A two-day Brussels summit starting today will endorse plans for “structural” assessments of national budgets, according to a draft statement, using code for granting countries such as France, Spain and Portugal extra time to bring down deficits.
“We have to restore sound and sustainable public finances, via continued differentiated fiscal consolidation and focused on structural efforts,” European Union President Herman Van Rompuy said at a pre-summit briefing.
European politicians are cloaking the shift in language designed to reassure investors who have driven borrowing costs lower since mid-2012 that balanced budgets remain the goal. The relative calm in markets was barely disturbed by last month’s inconclusive election in Italy. Another milestone toward overcoming the crisis came yesterday, when Ireland sold 10-year bonds for the first time since its bailout in 2010.
As a result, officials in Brussels and national capitals said that an aid package for the next problem country, Cyprus, doesn’t even need to be discussed at the summit. It will be dealt with tomorrow starting at about 5 p.m., at a separate meeting of euro-area finance ministers.
Euro finance chiefs are considering a mix of options to reduce the size of the Cypriot package to near 10 billion euros ($13 billion) from about 17 billion euros that’s been under discussion, Dutch Finance Minister Jeroen Dijsselbloem, who chairs the ministers’ meetings, said late yesterday in The Hague. Nine months of talks have yet to deliver a solution for Cyprus, which accounts for 0.2% of the recession-wracked euro economy.
The 17-nation currency region will follow last year’s 0.6% contraction by shrinking 0.3% in 2013, the first back-to-back decline since the euro’s debut in 1999, the commission forecasts. It sees bloc-wide unemployment at 12.2% in 2013, with joblessness as high as 27% in Greece and 26.9% in Spain.
Pressure remains on France, Italy and the countries tapping emergency financial aid to make their economies more productive by reducing labor costs and deregulating professions. The commission, the Brussels-based enforcer of the budget rules, fended off attacks from southern Europe that it has been too strict and parried warnings from northern Europe that it is becoming too lax.
“The simple allegation that the commission pursues austerity inflexibly does not hold,” Marco Buti and Nicolas Carnot of the commission’s economics department said in a policy paper yesterday. “Nor obviously does the opposite accusation that the framework is being weakened.”
Greece, Portugal and Spain were granted extra deficit- reduction time last year. More extensions may come “in the near future,” the two officials wrote. Portugal is set for another respite, the commission’s president, Jose Barroso, told Expresso newspaper last week.
France is counting on estimates that it has made sufficient reductions in the “structural” deficit -- a figure that factors out the effect of the economic cycle -- to escape a European order to cut more.
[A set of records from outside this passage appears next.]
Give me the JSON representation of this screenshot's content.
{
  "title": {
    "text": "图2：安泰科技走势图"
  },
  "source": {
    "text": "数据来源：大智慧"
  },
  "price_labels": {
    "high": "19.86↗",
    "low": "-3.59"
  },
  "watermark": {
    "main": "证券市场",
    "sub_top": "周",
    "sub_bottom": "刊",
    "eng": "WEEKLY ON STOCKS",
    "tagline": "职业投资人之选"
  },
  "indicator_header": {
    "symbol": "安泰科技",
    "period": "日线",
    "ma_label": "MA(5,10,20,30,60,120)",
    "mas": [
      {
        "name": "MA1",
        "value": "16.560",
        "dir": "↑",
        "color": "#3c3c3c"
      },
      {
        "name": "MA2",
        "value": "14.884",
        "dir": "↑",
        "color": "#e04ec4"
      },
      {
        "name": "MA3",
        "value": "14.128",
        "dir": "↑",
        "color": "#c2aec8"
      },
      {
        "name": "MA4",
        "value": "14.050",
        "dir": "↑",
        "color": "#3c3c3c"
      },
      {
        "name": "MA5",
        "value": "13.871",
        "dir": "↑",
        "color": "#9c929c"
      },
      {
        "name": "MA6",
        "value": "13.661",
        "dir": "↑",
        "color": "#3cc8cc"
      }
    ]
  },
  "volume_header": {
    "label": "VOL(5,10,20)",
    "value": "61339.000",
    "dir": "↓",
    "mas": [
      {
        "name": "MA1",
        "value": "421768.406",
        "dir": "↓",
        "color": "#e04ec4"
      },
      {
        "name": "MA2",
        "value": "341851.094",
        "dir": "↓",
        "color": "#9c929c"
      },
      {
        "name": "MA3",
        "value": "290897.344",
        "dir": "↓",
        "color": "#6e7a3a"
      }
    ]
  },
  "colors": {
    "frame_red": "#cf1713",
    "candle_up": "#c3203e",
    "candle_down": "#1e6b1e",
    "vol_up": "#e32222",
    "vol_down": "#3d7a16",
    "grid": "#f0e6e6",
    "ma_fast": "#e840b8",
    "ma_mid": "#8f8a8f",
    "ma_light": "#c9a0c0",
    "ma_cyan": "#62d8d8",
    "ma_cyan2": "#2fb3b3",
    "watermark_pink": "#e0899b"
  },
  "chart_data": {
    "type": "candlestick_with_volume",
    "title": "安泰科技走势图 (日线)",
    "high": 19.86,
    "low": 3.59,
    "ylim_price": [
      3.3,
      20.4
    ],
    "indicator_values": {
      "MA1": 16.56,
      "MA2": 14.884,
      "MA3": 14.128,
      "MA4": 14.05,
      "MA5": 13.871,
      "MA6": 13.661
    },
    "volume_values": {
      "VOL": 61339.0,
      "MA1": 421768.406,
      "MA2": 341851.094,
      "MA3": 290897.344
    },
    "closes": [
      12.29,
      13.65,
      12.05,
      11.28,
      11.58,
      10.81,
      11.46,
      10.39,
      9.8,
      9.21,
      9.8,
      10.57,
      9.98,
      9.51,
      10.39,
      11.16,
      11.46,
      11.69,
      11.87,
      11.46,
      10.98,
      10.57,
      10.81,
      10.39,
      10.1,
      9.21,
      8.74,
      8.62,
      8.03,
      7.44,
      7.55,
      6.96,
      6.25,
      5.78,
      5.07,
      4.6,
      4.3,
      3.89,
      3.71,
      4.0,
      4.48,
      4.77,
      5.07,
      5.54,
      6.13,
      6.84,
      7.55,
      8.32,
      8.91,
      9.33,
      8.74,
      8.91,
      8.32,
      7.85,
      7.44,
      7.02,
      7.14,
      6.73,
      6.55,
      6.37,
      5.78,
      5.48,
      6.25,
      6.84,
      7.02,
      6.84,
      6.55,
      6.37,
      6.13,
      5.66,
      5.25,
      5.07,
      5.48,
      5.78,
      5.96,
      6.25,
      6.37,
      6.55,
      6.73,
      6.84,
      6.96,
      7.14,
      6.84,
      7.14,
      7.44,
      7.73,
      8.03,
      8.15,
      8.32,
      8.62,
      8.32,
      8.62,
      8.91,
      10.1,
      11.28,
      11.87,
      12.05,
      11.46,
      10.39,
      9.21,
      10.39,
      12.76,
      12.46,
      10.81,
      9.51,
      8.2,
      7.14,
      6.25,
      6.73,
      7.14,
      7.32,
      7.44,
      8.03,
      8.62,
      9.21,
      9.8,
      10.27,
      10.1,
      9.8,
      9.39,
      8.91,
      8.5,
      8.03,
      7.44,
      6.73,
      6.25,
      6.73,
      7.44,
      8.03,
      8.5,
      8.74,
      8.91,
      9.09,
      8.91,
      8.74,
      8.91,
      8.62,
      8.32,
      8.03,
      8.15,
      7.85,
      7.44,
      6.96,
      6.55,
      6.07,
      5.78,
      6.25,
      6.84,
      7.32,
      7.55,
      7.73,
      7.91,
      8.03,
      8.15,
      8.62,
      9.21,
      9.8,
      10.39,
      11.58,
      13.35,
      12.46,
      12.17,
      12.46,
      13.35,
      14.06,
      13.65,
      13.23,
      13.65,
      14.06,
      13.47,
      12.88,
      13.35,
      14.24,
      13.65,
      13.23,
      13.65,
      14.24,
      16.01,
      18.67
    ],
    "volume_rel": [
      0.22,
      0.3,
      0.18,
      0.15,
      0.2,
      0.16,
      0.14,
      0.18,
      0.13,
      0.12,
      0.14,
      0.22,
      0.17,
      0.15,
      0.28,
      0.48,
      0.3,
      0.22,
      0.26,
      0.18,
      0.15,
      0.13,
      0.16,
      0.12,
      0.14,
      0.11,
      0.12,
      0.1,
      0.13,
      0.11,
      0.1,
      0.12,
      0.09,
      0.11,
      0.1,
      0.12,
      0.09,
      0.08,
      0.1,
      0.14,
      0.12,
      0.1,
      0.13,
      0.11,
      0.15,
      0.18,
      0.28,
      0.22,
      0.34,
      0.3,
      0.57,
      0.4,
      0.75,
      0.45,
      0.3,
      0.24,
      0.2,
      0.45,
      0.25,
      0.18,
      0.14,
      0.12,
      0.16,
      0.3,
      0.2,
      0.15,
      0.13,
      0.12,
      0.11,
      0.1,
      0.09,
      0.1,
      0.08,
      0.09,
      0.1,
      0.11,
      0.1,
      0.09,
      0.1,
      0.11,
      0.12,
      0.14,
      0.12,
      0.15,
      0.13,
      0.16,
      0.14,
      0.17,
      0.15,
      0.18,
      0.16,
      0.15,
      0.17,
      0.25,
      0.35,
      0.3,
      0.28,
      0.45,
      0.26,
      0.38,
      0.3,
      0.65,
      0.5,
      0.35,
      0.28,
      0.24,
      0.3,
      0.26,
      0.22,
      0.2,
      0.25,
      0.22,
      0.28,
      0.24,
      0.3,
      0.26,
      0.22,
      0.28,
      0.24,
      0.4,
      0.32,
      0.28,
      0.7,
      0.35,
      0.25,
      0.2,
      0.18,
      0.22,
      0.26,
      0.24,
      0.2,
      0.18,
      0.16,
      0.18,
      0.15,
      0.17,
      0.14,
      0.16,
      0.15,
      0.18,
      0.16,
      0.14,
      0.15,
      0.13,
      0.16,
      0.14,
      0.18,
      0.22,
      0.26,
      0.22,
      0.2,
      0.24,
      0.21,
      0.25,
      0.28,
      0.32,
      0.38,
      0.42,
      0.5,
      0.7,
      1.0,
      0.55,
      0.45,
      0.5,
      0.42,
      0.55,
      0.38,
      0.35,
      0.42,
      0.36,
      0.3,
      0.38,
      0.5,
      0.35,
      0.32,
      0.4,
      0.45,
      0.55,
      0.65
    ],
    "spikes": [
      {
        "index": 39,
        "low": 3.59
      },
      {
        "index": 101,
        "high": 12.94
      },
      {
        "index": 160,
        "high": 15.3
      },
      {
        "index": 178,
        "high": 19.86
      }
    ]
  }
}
“We are ready to use the flexibility incorporated in the stability and growth pact, provided of course that governments make the necessary effort in structural terms,” Barroso said today.
The political leader most closely associated with austerity, German Chancellor Angela Merkel, is shifting focus as well, from the day-by-day fight to save the euro to her campaign for a third term in September elections.
Beppe Grillo, a comedian-turned-politician who grabbed 25% of the vote in Italy’s election, took his anti-austerity grievances to the German public yesterday by saying that northern countries are conspiring to kick Italy out of the euro.
Once banks in northern Europe have cashed in their Italian bonds, Grillo told Germany’s Handelsblatt newspaper, Italy will be dropped out of the euro “like a hot potato.”
In a nod to Italy, the draft summit statement said the euro rules provide space for “productive public investment” by countries with deficits under the limit of 3% of gross domestic product. Italy was one of eight euro states to pass that test last year.
The summit marks the final European appearance by caretaker Italian Prime Minister Mario Monti, who blamed his 10% showing in the election on a backlash against budget cuts he imposed.
“Margins for flexibility were introduced in European budget rules and we will ask that they can be used,” Monti said.
At the European level, a “pro-growth” policy bias may even play to Merkel’s advantage, enabling her to siphon votes away from the opposition Social Democrats -- and potentially forge a coalition with them if dictated by the election outcome. German officials have backed the commission’s approach, indicating that the Berlin leadership is sensitive to criticisms that budget cutting has gone too far.